Methods
Database and patient population . Institutional electronic medical record system was queried from years 2013-2016 to identify patients with age ≥ 50 and \(<\)85 years who received CT chest imaging for either in inpatient, outpatient, or emergency department encounters. We set the lower age limit of 50 years because thoracic aortic aneurysm below this age is rare unless associated with connective tissue disease, and the upper age limit was set as the benefit of detection leading to intervention decreases at old age. After excluding multiple scans obtained on the same patient during the study period, there were 21,336 scans obtained on unique patients. In patients with multiple scans, the scan with the earliest date was used for the analysis. The Institutional Review Board approved this study. All CT scan reports were screened for any comments on the aortic arch and great vessels. Those reports were further reviewed for the description and subcategorization of arch anomalies. Also, all CT scans were screened for words and permutations related to thoracic aortic aneurysm (TAA) (aneurysm, dilation, dilatation, ectasia, enlargement) and reports containing such words were further reviewed for the site and the size of the aneurysms. Aneurysms of the abdominal aorta were excluded. The site of the thoracic aortic aneurysm was the site of the maximum diameter of the aorta. Subjects with missing clinical or demographic data were excluded.
Validation sample . Due to the concern that the aorta was not accurately assessed on scans done without contrast and routine scans done for non-thoracic pathology, a random sample of 200 scans was generated and reviewed by two radiology trainee and a board certified cardiothoracic radiologist with 10 years of experience in reading aorta studies. All the 200 scans were non-contrast. The prevalence and the type of the anomaly was documented, if found.

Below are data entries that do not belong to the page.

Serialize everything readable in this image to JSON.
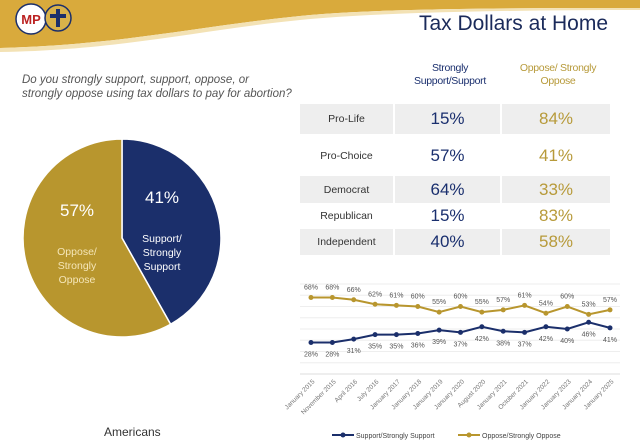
{
  "header": {
    "title": "Tax Dollars at Home",
    "logo_text": "MP"
  },
  "question": "Do you strongly support, support, oppose, or strongly oppose using tax dollars to pay for abortion?",
  "colors": {
    "navy": "#1b2f6b",
    "gold": "#b8962e",
    "header_gold": "#d9aa3c"
  },
  "table": {
    "col1": "Strongly Support/Support",
    "col2": "Oppose/ Strongly Oppose",
    "rows": [
      {
        "label": "Pro-Life",
        "support": "15%",
        "oppose": "84%"
      },
      {
        "label": "Pro-Choice",
        "support": "57%",
        "oppose": "41%"
      },
      {
        "label": "Democrat",
        "support": "64%",
        "oppose": "33%"
      },
      {
        "label": "Republican",
        "support": "15%",
        "oppose": "83%"
      },
      {
        "label": "Independent",
        "support": "40%",
        "oppose": "58%"
      }
    ]
  },
  "pie_caption": "Americans",
  "chart_data": [
    {
      "type": "pie",
      "slices": [
        {
          "label": "Support/ Strongly Support",
          "value": 41,
          "display": "41%",
          "color": "#1b2f6b"
        },
        {
          "label": "Oppose/ Strongly Oppose",
          "value": 57,
          "display": "57%",
          "color": "#b8962e"
        }
      ]
    },
    {
      "type": "line",
      "categories": [
        "January 2015",
        "November 2015",
        "April 2016",
        "July 2016",
        "January 2017",
        "January 2018",
        "January 2019",
        "January 2020",
        "August 2020",
        "January 2021",
        "October 2021",
        "January 2022",
        "January 2023",
        "January 2024",
        "January 2025"
      ],
      "series": [
        {
          "name": "Support/Strongly Support",
          "color": "#1b2f6b",
          "values": [
            28,
            28,
            31,
            35,
            35,
            36,
            39,
            37,
            42,
            38,
            37,
            42,
            40,
            46,
            41
          ]
        },
        {
          "name": "Oppose/Strongly Oppose",
          "color": "#b8962e",
          "values": [
            68,
            68,
            66,
            62,
            61,
            60,
            55,
            60,
            55,
            57,
            61,
            54,
            60,
            53,
            57
          ]
        }
      ],
      "ylim": [
        0,
        80
      ],
      "grid": true,
      "legend": "bottom"
    }
  ]
}
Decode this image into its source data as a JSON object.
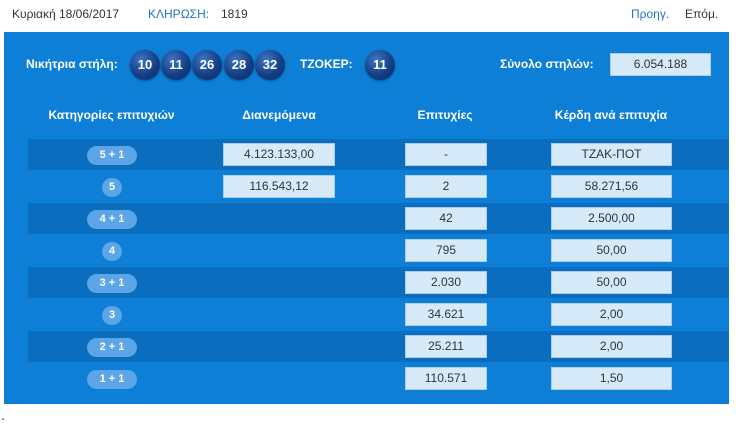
{
  "header": {
    "date": "Κυριακή 18/06/2017",
    "draw_label": "ΚΛΗΡΩΣΗ:",
    "draw_number": "1819",
    "prev_label": "Προηγ.",
    "next_label": "Επόμ."
  },
  "winning": {
    "label": "Νικήτρια στήλη:",
    "numbers": [
      "10",
      "11",
      "26",
      "28",
      "32"
    ],
    "joker_label": "ΤΖΟΚΕΡ:",
    "joker": "11",
    "total_label": "Σύνολο στηλών:",
    "total": "6.054.188"
  },
  "table": {
    "headers": [
      "Κατηγορίες επιτυχιών",
      "Διανεμόμενα",
      "Επιτυχίες",
      "Κέρδη ανά επιτυχία"
    ],
    "rows": [
      {
        "category": "5 + 1",
        "distributed": "4.123.133,00",
        "winners": "-",
        "prize": "ΤΖΑΚ-ΠΟΤ"
      },
      {
        "category": "5",
        "distributed": "116.543,12",
        "winners": "2",
        "prize": "58.271,56"
      },
      {
        "category": "4 + 1",
        "distributed": "",
        "winners": "42",
        "prize": "2.500,00"
      },
      {
        "category": "4",
        "distributed": "",
        "winners": "795",
        "prize": "50,00"
      },
      {
        "category": "3 + 1",
        "distributed": "",
        "winners": "2.030",
        "prize": "50,00"
      },
      {
        "category": "3",
        "distributed": "",
        "winners": "34.621",
        "prize": "2,00"
      },
      {
        "category": "2 + 1",
        "distributed": "",
        "winners": "25.211",
        "prize": "2,00"
      },
      {
        "category": "1 + 1",
        "distributed": "",
        "winners": "110.571",
        "prize": "1,50"
      }
    ]
  },
  "colors": {
    "panel": "#0d7fd6",
    "row_dark": "#0b6dbe",
    "cell_bg": "#d7eafa",
    "link": "#1f73c9",
    "ball": "#143f85"
  }
}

Patient characteristics . Indicated age, height, and weight values were recorded at the time of the CT scan. Race was categorized into Caucasian, African American, Asian, and other. Body surface area was calculated using Mosteller equation.11 Smoking history was dichotomized based on those with ≥ 5 pack-year smoking history indicating positive smoking history. Comorbidities (aortic valve disease, hypertension, diabetes, dyslipidemia, congestive heart failure, cocaine use, chronic kidney disease, myocardial infarction, chronic obstructive pulmonary disease) were chosen as commonly evaluated cardiovascular comorbidities and were defined using ICD-10 codes. To define aortic dilatation and aneurysm; 4 cm cut-off value was used for the root, ascending and the aortic arch, and 3 cm was used for the descending thoracic aorta.
Statistical analysis . Differences in the patient characteristics were compared with two-tailed t-test for normally distributed continuous variables and Fisher’s exact test for categorical variables. Multivariable logistic regression model was fitted to identify independent risk factors of TAA. Age, sex, race, BSA, history of hypertension, diabetes, dyslipidemia, smoking history, COPD, arch anomalies and aortic valve diseases were included in the model. P value of <0.05 and 95% CI were used to define statistically significant difference. Analysis was conducted using Microsoft excel 2019 and Prism 8.2 (GraphPad Software, San Diego, CA) for simple analysis and SAS 9.4 (SAS Institute Inc, Cary, NC) for modelling.